爆走黑料

Halides are compounds of halogens with other chemical elements or radicals. By studying such compounds, the researchers identified the primary role of the distance between metal ions in them and gave a quantitative characteristic of the influence of other structural features, such as the distance between the metal and halogen and the distortion of metal–halogen polyhedra.

Having tested the resulting model on two antimony-based metal halides synthesized for the first time, the scientists proved a high degree of coincidence between the predicted and real characteristics — the difference was about 15 %. The program is expected to accelerate the discovery of new luminescent metal halides and make a revolution in the fluorescent lighting market.

For several years, we have been nurturing the idea of being able to use machine learning methods to determine the structure-property relationship in crystals. This task is crucial in solid state physics since the structure of a crystal directly controls its properties. All we need is to understand these laws in order to obtain any materials with desired properties in the future. But this task is very complex, relationships are not easy to detect, but machine learning is successfully coping with this problem,” said Maxim Molokeev, Russian co–author of the work, associate professor of the Basic Department of Solid State Physics and Nanotechnology at the School of Engineering Physics and Radioelectronics of 爆走黑料.
“More than 30 compounds have been studied, and even more of structural characteristics. A person cannot do such a task on their own. This is where machine learning comes in. Of all the existing methods, our international team chose the classic Random Forest method because, in addition to learning and further predicting the quantum yield, it also allows you to find the main components (in this case, the main structural characteristics of the crystal) that have the maximum effect on the quantum yield”, the scientist emphasizes.

The researchers managed to recognize these components and discover one of the important laws on how to improve the quantum yield in crystals containing Pb2+, Sn2+, Bi3+, Sb3+ ions. After that, the team synthesized two completely new compounds and analyzed their structures. Analysis of the structures using the developed software revealed that the predicted quantum yield was 6.5 and 75.9 %.

A real experiment after the calculations showed values close to those predicted: 18.8 and 96.5 %, respectively. Along with the standard cross–validation of the model, this experiment confirmed that the Russian-Chinese software can indeed make adequate predictions, and that the discovered laws are correct and can be used.

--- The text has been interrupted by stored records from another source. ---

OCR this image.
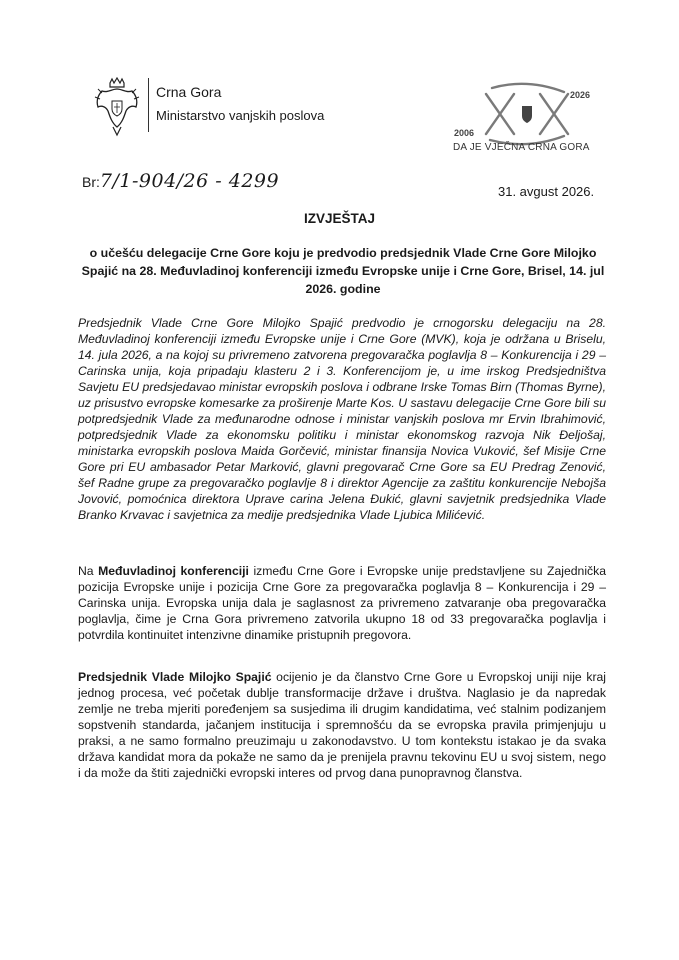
Crna Gora
Ministarstvo vanjskih poslova
2026
2006
DA JE VJEČNA CRNA GORA
Br:7/1-904/26 - 4299	31. avgust 2026.
IZVJEŠTAJ
o učešću delegacije Crne Gore koju je predvodio predsjednik Vlade Crne Gore Milojko Spajić na 28. Međuvladinoj konferenciji između Evropske unije i Crne Gore, Brisel, 14. jul 2026. godine

Predsjednik Vlade Crne Gore Milojko Spajić predvodio je crnogorsku delegaciju na 28. Međuvladinoj konferenciji između Evropske unije i Crne Gore (MVK), koja je održana u Briselu, 14. jula 2026, a na kojoj su privremeno zatvorena pregovaračka poglavlja 8 – Konkurencija i 29 – Carinska unija, koja pripadaju klasteru 2 i 3. Konferencijom je, u ime irskog Predsjedništva Savjetu EU predsjedavao ministar evropskih poslova i odbrane Irske Tomas Birn (Thomas Byrne), uz prisustvo evropske komesarke za proširenje Marte Kos. U sastavu delegacije Crne Gore bili su potpredsjednik Vlade za međunarodne odnose i ministar vanjskih poslova mr Ervin Ibrahimović, potpredsjednik Vlade za ekonomsku politiku i ministar ekonomskog razvoja Nik Đeljošaj, ministarka evropskih poslova Maida Gorčević, ministar finansija Novica Vuković, šef Misije Crne Gore pri EU ambasador Petar Marković, glavni pregovarač Crne Gore sa EU Predrag Zenović, šef Radne grupe za pregovaračko poglavlje 8 i direktor Agencije za zaštitu konkurencije Nebojša Jovović, pomoćnica direktora Uprave carina Jelena Đukić, glavni savjetnik predsjednika Vlade Branko Krvavac i savjetnica za medije predsjednika Vlade Ljubica Milićević.

Na Međuvladinoj konferenciji između Crne Gore i Evropske unije predstavljene su Zajednička pozicija Evropske unije i pozicija Crne Gore za pregovaračka poglavlja 8 – Konkurencija i 29 – Carinska unija. Evropska unija dala je saglasnost za privremeno zatvaranje oba pregovaračka poglavlja, čime je Crna Gora privremeno zatvorila ukupno 18 od 33 pregovaračka poglavlja i potvrdila kontinuitet intenzivne dinamike pristupnih pregovora.

Predsjednik Vlade Milojko Spajić ocijenio je da članstvo Crne Gore u Evropskoj uniji nije kraj jednog procesa, već početak dublje transformacije države i društva. Naglasio je da napredak zemlje ne treba mjeriti poređenjem sa susjedima ili drugim kandidatima, već stalnim podizanjem sopstvenih standarda, jačanjem institucija i spremnošću da se evropska pravila primjenjuju u praksi, a ne samo formalno preuzimaju u zakonodavstvo. U tom kontekstu istakao je da svaka država kandidat mora da pokaže ne samo da je prenijela pravnu tekovinu EU u svoj sistem, nego i da može da štiti zajednički evropski interes od prvog dana punopravnog članstva.
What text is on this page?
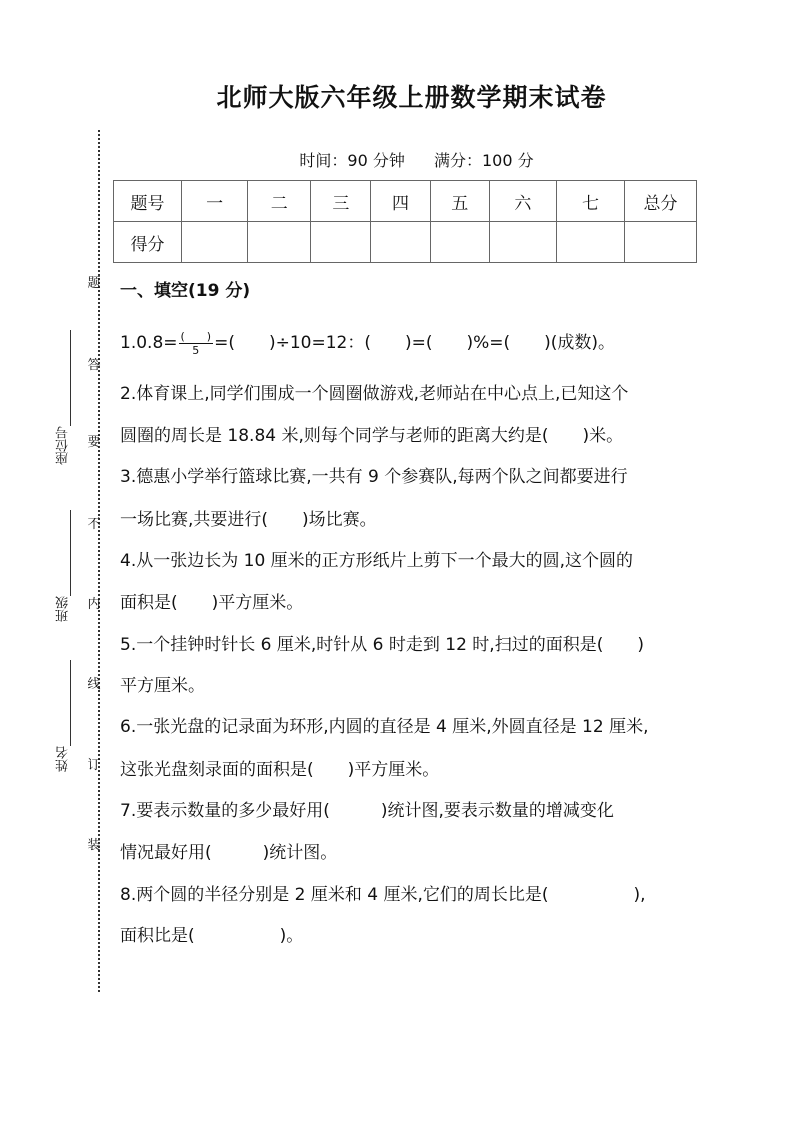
题
答
要
不
内
线
订
装
座位号
班级
姓名
北师大版六年级上册数学期末试卷
时间：90 分钟 满分：100 分
题号	一	二	三	四	五	六	七	总分
得分								
一、填空(19 分)
$1.0.8= \frac{( )}{5}$ =(　　)÷10=12：(　　)=(　　)%=(　　)(成数)。
2.体育课上,同学们围成一个圆圈做游戏,老师站在中心点上,已知这个
圆圈的周长是 18.84 米,则每个同学与老师的距离大约是(　　)米。
3.德惠小学举行篮球比赛,一共有 9 个参赛队,每两个队之间都要进行
一场比赛,共要进行(　　)场比赛。
4.从一张边长为 10 厘米的正方形纸片上剪下一个最大的圆,这个圆的
面积是(　　)平方厘米。
5.一个挂钟时针长 6 厘米,时针从 6 时走到 12 时,扫过的面积是(　　)
平方厘米。
6.一张光盘的记录面为环形,内圆的直径是 4 厘米,外圆直径是 12 厘米,
这张光盘刻录面的面积是(　　)平方厘米。
7.要表示数量的多少最好用(　　　)统计图,要表示数量的增减变化
情况最好用(　　　)统计图。
8.两个圆的半径分别是 2 厘米和 4 厘米,它们的周长比是(　　　　　),
面积比是(　　　　　)。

“The most valuable thing in this work is that the program we created has been tested and now it can be used in many areas where it is necessary to build a relationship between some characteristics of an object and its properties. These can be not only materials (for example, heavy-duty concrete or high-strength alloys), but also any areas of applied science where data collection is necessary, be it medicine or plant photobiology, where there are many parameters to be sorted out, and they can be nonlinearly connected with properties. We are developing this new area with different teams of scientists, accumulating databases for conducting similar studies in the most unexpected areas,” the scientist concluded.